As was said in the case of Gilbert v. Finch (173 N. Y. 455): “ Where the release contains no reservation it operates to discharge all the joint tort feasors; but where the instrument expressly reserves the right to pursue the others it is not technically a release but a covenant not to sue, and they are not discharged.”

An examination of the instrument claimed by the defendant Swift to be -a general release discloses that there was an express reservation of any and all causes of action, if any, which the plaintiff herein might have against persons other than the Albinos.

*565In the case of Milks v. McIver (supra) a somewhat similar situation was involved and the court held that a release of the original wrongdoer barred an action against the negligent physician who aggravated the damage. It will be noted, however, that in that case there was no reservation of any cause of action and the instrument executed by the plaintiff to the original wrongdoer was in fact a general release. The Milks case differs from the instant case, in that there the plaintiff, having in mind all possible causes of action arising out of the original injury and knowing that the original wrongdoer was liable for the negligence of the physician aggravating the damage, executed a release of all causes of action. While it is true that the original wrongdoer is liable for the negligence of a physician which aggravates the original injury, it does not follow that liability on the part of a physician cannot exist merely because the original injury resulted from the act of some third person. Had the action in the Milks case been brought against the physician, and no action whatever brought against the original wrongdoer, it is unreasonable to suppose that that action would be barred merely because there existed in the plaintiff a right to sue the original wrongdoer, both for the original wrong and the aggravated damage occasioned by the physician’s negligence.

Lehman, J., in Milks v. McIver (supra, p. 271) stated the nub of that case in the following language: On this appeal we construe a complaint which alleges that the defendant negligently treated an injury which is connected with and resulted from the wrong of another. It follows that the cause of action so alleged is barred by the satisfaction received for that other’s wrong.”

In the instant case there has been no legal adjudication, and there is no claim in the complaint, that the Albinos were guilty of negligence or wrongdoing. Plaintiff’s allegations in the complaint, in the former action against the Albinos, charging them with negligently causing the death of plaintiff’s intestate, are, of course, competent as admissions, but as nothing more, and are not conclusive. (Walsh v.
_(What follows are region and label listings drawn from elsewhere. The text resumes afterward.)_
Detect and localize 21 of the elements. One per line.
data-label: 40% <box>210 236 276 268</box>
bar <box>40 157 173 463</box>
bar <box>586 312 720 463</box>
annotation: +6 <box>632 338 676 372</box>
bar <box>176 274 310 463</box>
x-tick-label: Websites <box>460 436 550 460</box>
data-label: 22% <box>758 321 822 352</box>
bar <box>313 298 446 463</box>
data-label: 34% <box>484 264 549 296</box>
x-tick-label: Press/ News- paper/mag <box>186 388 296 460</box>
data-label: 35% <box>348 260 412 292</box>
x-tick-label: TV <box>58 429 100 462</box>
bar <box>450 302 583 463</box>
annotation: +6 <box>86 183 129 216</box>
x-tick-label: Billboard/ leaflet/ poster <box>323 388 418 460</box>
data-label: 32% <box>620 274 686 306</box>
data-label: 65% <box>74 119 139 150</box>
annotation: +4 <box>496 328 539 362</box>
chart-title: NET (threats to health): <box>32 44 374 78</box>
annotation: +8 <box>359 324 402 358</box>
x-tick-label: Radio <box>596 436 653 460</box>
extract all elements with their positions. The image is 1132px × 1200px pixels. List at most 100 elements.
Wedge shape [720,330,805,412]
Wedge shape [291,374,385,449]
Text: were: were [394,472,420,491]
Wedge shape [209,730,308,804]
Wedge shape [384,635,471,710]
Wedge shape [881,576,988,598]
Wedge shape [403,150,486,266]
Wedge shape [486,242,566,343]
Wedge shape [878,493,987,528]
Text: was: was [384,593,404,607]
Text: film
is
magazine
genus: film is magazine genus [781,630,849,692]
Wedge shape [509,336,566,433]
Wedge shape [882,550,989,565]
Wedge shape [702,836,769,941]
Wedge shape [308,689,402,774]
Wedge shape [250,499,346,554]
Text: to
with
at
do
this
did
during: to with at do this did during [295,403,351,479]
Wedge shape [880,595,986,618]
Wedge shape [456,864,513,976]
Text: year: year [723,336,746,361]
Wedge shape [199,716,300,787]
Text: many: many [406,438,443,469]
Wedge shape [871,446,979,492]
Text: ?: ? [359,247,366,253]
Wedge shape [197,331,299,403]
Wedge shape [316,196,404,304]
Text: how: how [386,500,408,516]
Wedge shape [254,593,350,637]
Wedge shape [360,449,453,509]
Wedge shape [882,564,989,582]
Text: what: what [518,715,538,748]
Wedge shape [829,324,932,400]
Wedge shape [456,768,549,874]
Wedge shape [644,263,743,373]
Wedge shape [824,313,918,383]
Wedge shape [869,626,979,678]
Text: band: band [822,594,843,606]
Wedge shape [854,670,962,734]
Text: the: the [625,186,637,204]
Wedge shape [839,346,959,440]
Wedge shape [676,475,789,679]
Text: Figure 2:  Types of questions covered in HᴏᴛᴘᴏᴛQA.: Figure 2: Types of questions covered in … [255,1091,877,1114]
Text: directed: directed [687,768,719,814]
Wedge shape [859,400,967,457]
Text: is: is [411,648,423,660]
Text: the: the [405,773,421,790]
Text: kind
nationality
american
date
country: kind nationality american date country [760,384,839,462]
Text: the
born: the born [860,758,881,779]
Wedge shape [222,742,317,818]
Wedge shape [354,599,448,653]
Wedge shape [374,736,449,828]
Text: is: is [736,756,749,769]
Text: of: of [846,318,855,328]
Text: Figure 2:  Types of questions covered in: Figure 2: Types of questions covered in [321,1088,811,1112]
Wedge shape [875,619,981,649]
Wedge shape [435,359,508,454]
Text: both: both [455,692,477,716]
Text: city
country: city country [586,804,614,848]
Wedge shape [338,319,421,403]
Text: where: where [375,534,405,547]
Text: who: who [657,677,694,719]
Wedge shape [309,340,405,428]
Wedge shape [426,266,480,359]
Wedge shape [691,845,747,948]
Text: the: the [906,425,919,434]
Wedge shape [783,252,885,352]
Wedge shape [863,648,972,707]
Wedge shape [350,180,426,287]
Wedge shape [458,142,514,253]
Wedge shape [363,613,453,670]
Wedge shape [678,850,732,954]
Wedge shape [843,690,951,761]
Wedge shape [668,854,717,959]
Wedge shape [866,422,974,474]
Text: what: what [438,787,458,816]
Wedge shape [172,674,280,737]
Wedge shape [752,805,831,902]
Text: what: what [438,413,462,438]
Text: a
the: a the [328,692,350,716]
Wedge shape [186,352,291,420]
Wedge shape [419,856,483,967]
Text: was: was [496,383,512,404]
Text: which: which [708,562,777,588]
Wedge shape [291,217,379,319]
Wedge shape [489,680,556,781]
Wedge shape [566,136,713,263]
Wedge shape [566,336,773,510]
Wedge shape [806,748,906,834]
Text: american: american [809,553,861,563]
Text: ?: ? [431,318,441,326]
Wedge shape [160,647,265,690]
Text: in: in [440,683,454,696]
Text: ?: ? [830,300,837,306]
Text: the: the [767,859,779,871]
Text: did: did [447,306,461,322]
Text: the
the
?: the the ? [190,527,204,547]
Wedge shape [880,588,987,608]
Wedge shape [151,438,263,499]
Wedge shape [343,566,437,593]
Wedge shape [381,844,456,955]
N. Y. C. & H. R. R. R. Co., 204 N. Y. 58, at p. 66.) The meager consideration for the instrument, coupled with the words of reservation and limitation therein, make it plain that the instrument claimed by defendant Swift to be a general release is really in the nature of a promise or covenant not to sue. The amount paid by the Albinos is palpably inadequate consideration to warrant the presumption of intent to discharge in toto the obligation for the wrongful death of plaintiff’s intestate.

The reservation contained in the instrument executed by the plaintiff herein to the Albinos clearly shows an express intent to preserve any rights which the plaintiff may have against persons *566other than the Albinos. If the status of the Albinos and defendant Swift were strictly that of joint tort feasors, this agreement, construed as a covenant not to sue, would not operate to bar the present action. (Gilbert v. Finch, supra.)

Upon the facts here present, the Albinos and defendant Swift do not come within the rule stated in Milks v. McIver (supra). The agreement between plaintiff and the Albinos does not, therefore, within the general rule operate to bar the present action.

The motion of the defendant Albert G. Swift is denied.